В XVI веке в Англии было издано немалое количество «жалоб». Великий бард не пренебрёг этой модой. Его «Жалоба влюблённой» была впервые издана вместе с сонетами в 1609 году. У меня сложилось впечатление, что кое-что в «Каменном госте» Пушкина восходит к этой поэме (а кое-что, как известно, к «Ромео и Джульетте»). Между прочим, в шекспировской «Жалобе» есть строка «His phoenix down began but to appear» — «Его фениксовый первый пух только начал появляться». Девушка повествует про щёки своего соблазнителя. К этому пуху и к именам с «розовой» составляющей я вернусь в девятой главе, а сейчас подосадую. В 2002 году в Москве вышел перевод «Шекспировской энциклопедии», составленной С. Уэллсом. В русском варианте всего две статьи на букву «Ж», и обе озаглавлены неверно. «Мученик любви» назван по-гилиловски: «Жертва любви». А поэма великого барда фигурирует как «Жалоба влюблённого»; такая же ошибка допущена в первом издании «Игры». Переводчица бездумно повлеклась за рэтлендианским автором. Как можно было не заглянуть хотя бы в восьмитомник?

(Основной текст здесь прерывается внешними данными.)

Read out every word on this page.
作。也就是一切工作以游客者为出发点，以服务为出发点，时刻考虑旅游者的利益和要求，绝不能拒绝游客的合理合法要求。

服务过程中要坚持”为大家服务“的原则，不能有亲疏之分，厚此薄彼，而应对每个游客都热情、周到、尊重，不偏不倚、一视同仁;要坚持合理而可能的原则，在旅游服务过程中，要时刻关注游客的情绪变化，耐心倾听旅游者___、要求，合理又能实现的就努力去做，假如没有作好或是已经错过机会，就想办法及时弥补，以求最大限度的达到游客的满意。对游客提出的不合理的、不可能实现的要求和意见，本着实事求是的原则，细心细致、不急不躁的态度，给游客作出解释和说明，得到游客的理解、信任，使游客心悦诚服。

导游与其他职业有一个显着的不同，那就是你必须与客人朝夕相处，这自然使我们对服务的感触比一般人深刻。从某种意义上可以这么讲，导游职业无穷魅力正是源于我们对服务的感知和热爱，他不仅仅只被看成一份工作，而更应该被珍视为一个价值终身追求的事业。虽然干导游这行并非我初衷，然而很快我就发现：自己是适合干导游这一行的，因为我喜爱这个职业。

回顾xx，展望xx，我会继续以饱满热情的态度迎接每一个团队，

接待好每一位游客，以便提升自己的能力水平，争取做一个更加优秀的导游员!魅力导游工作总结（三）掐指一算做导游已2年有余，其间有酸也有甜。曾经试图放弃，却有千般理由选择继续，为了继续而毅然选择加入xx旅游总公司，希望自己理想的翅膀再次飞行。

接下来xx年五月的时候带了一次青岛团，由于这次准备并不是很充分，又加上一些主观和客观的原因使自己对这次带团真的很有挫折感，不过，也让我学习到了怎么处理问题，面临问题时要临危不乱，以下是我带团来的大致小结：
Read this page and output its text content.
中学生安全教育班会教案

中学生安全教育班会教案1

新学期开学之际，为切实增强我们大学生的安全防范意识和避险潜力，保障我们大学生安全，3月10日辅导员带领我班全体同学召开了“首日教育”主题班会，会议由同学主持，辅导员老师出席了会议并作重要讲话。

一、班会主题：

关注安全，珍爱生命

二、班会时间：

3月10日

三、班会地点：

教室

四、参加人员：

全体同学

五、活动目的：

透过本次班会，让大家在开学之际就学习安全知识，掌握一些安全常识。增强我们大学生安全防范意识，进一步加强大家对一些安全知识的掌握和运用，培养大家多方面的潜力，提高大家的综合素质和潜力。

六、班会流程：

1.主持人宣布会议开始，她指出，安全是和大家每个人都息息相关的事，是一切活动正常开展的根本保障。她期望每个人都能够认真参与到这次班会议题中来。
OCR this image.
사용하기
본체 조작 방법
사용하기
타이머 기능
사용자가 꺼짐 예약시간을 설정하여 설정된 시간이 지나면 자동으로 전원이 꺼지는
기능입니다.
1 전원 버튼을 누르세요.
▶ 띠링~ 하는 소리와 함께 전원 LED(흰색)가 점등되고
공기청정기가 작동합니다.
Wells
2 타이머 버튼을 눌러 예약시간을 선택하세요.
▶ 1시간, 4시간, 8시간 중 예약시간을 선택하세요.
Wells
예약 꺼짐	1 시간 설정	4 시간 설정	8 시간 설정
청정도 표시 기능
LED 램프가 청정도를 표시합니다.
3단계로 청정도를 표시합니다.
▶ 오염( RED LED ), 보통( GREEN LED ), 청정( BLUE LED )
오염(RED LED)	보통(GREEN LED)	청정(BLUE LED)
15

Прежде чем перейти к следующему разделу, добавлю несколько слов о Дэниеле. В 1585 году он опубликовал свой перевод книги итальянского историка. В предисловии некто N.W. — друг переводчика (Й.) — написал (Р.): «Не забывайте о том, как правильно заметил по поводу наших школ Ноланец (человек с бесконечными титулами наряду с другими фантастическими украшениями), что науки достигают своего расцвета, пользуясь, как средством, переводами». Осенью 1585 Бруно вместе с Мовиссьером вернулся во Францию. В Британнике имеется такая фраза о Дэниеле: «После публикации одного перевода в 1585 благодаря своему первому покровителю <...> он получил пост при английском посланнике в Париже». Думаю, он виделся с Ноланцем не только в английской, но и во французской столице. В дальнейшем Дэниел путешествовал по Италии, а Бруно переехал в Германию.